For deportee, a journey home and a vow to return

According to a new report from Immigration and Customs Enforcement, the agency has deported nearly 400,000 people in the past year - a record number. So what happens when someone is kicked out of the U.S.? CBS News correspondent Seth Doane followed one man on a long trip home.

After 13 years in the United States, Ivis Lopez has just three hours left here.

That is because he's being forced to leave. He's taking just legal papers, a Bible, and the clothes on his back. He's also leaving behind so much more.

Looking through pictures, Lopez said: "These are my kids."

Angelina is three and Natalia is just two -- both are U.S. citizens. They along with his American fiancée will all stay in Florida while Lopez is deported.

"Sometimes I start crying," said Lopez, "because I'm missing everything, basically."

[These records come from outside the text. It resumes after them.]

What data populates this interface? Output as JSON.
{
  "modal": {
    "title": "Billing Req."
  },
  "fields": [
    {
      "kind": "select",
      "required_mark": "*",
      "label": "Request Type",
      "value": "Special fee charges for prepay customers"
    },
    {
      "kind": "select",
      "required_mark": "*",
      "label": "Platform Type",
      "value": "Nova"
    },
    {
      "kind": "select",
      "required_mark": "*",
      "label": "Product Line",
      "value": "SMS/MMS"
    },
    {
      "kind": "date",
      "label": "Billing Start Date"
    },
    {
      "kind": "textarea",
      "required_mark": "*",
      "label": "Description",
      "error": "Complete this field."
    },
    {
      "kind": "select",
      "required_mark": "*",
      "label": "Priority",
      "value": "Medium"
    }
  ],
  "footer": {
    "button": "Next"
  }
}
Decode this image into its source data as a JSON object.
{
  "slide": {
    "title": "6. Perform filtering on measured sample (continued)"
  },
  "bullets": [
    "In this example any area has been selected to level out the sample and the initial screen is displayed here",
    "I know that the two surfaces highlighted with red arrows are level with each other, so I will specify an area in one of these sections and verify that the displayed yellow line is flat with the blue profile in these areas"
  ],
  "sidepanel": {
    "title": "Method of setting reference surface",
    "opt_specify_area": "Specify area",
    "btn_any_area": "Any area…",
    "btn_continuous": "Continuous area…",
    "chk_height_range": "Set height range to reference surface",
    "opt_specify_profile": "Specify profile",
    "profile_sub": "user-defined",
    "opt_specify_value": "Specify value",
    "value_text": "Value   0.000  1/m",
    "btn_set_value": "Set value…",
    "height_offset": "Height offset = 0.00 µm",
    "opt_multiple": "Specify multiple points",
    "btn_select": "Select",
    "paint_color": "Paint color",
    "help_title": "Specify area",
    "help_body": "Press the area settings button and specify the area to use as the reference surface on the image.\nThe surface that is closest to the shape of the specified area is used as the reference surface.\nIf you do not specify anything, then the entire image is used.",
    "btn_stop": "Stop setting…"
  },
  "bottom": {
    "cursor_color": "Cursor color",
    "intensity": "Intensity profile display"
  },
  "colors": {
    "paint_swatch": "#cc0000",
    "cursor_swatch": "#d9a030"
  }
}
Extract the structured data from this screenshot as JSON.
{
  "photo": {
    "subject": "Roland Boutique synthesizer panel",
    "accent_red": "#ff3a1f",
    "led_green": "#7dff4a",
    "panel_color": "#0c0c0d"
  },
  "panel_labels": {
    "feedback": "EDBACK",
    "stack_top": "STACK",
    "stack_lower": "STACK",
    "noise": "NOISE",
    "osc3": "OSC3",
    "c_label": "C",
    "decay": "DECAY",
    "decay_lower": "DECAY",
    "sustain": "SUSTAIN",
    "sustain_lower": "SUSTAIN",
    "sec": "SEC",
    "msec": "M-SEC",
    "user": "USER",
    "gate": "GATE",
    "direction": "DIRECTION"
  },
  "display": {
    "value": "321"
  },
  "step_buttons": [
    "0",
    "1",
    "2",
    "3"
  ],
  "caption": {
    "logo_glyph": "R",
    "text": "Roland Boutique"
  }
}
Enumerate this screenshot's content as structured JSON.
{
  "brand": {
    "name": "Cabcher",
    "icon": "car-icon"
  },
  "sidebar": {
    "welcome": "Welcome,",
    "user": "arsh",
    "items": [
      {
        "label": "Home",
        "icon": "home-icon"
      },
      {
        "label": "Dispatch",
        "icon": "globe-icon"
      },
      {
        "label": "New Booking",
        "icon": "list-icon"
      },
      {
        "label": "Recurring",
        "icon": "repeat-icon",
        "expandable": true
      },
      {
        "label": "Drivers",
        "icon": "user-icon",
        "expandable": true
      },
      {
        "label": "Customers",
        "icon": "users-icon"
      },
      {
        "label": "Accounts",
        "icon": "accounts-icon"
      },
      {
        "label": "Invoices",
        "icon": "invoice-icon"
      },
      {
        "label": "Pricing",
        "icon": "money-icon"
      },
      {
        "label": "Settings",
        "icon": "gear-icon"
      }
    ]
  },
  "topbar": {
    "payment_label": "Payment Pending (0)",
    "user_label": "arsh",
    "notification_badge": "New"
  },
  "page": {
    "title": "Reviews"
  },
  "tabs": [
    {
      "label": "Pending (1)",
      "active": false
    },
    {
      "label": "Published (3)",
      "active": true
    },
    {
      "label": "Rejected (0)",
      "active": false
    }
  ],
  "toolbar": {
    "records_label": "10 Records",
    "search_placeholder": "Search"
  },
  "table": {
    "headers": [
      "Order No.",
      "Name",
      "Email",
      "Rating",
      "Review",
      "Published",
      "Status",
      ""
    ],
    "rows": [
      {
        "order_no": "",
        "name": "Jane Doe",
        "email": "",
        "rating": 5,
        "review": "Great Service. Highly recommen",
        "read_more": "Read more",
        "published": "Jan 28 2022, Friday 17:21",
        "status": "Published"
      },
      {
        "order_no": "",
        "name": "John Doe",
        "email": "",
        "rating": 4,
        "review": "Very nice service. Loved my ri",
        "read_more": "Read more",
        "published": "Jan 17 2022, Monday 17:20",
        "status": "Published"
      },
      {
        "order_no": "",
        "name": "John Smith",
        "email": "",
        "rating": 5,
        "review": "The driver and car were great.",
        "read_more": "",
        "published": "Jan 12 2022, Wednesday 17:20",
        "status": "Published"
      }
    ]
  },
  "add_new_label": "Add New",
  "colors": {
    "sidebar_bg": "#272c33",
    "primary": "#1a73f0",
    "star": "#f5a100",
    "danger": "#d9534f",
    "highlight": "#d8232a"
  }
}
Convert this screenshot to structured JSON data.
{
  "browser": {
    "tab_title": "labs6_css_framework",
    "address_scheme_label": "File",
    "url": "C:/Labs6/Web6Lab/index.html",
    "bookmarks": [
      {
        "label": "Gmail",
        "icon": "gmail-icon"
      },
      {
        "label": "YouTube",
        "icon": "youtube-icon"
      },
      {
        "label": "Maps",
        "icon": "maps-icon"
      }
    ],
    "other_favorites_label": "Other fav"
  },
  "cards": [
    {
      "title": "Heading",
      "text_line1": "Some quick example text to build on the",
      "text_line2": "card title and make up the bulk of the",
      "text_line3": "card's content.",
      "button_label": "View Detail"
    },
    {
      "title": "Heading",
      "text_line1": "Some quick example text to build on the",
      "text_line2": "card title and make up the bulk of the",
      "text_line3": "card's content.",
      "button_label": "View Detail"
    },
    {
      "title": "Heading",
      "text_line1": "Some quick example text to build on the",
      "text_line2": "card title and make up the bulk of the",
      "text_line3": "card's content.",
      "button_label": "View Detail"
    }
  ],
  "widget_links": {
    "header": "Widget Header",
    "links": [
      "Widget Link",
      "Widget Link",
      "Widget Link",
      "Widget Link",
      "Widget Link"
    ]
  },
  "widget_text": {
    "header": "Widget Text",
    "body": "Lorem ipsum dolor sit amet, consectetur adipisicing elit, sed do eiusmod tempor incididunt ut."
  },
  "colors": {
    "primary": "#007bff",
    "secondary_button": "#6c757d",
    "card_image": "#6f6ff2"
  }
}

On this night, Lopez is one of about 80 Hondurans to be sent home.

U.S. deports nearly 400K in a year - a record

Randall Henderson with Immigration and Customs Enforcement, or ICE, runs this sprawling detention facility in Pearsall, Texas, where illegal immigrants are processed before they're deported -- as many as 120 at a time.

On this day, detainees from 64 countries fill the cells.

"We have approximately 38 percent of the detainees [who] have known criminal backgrounds," said Henderson. "Sixty-two percent of the detainees are here for immigration violations."

Ivis Lopez has both. He was convicted of drug possession charges and was deported once before.

"Why keep coming back?" Doane asked Lopez.

"For my kids," he said.

Lopez and the other Hondurans board what's called "ICE Air" -- a virtual airline run by the U.S. government that flies anywhere in the world. One-hundred-sixty-thousand people were deported by these private charters last year, at the cost of about $750,000 each. That's around $120 million.

"I really don't know what to do once I get there," said Lopez on the plane, "so I even got a headache just to think about everything. Like, 'What am I going to do?'"

Landing in Honduras, those once in shackles walk free. But Ivis Lopez hardly feels liberated.

He heads to visit his blind grandmother -- the only family he has here. But it's clear Lopez's mind is already on another reunion.

"I'm going to spend some time with my grandmother," he said. "And then just go back."

"Back to the U.S.?" asked Doane.

"Yeah."

That would be his third trip back to America -- one of the 11 million undocumented migrants in the U.S. who are part of an endless cycle of immigration and deportation.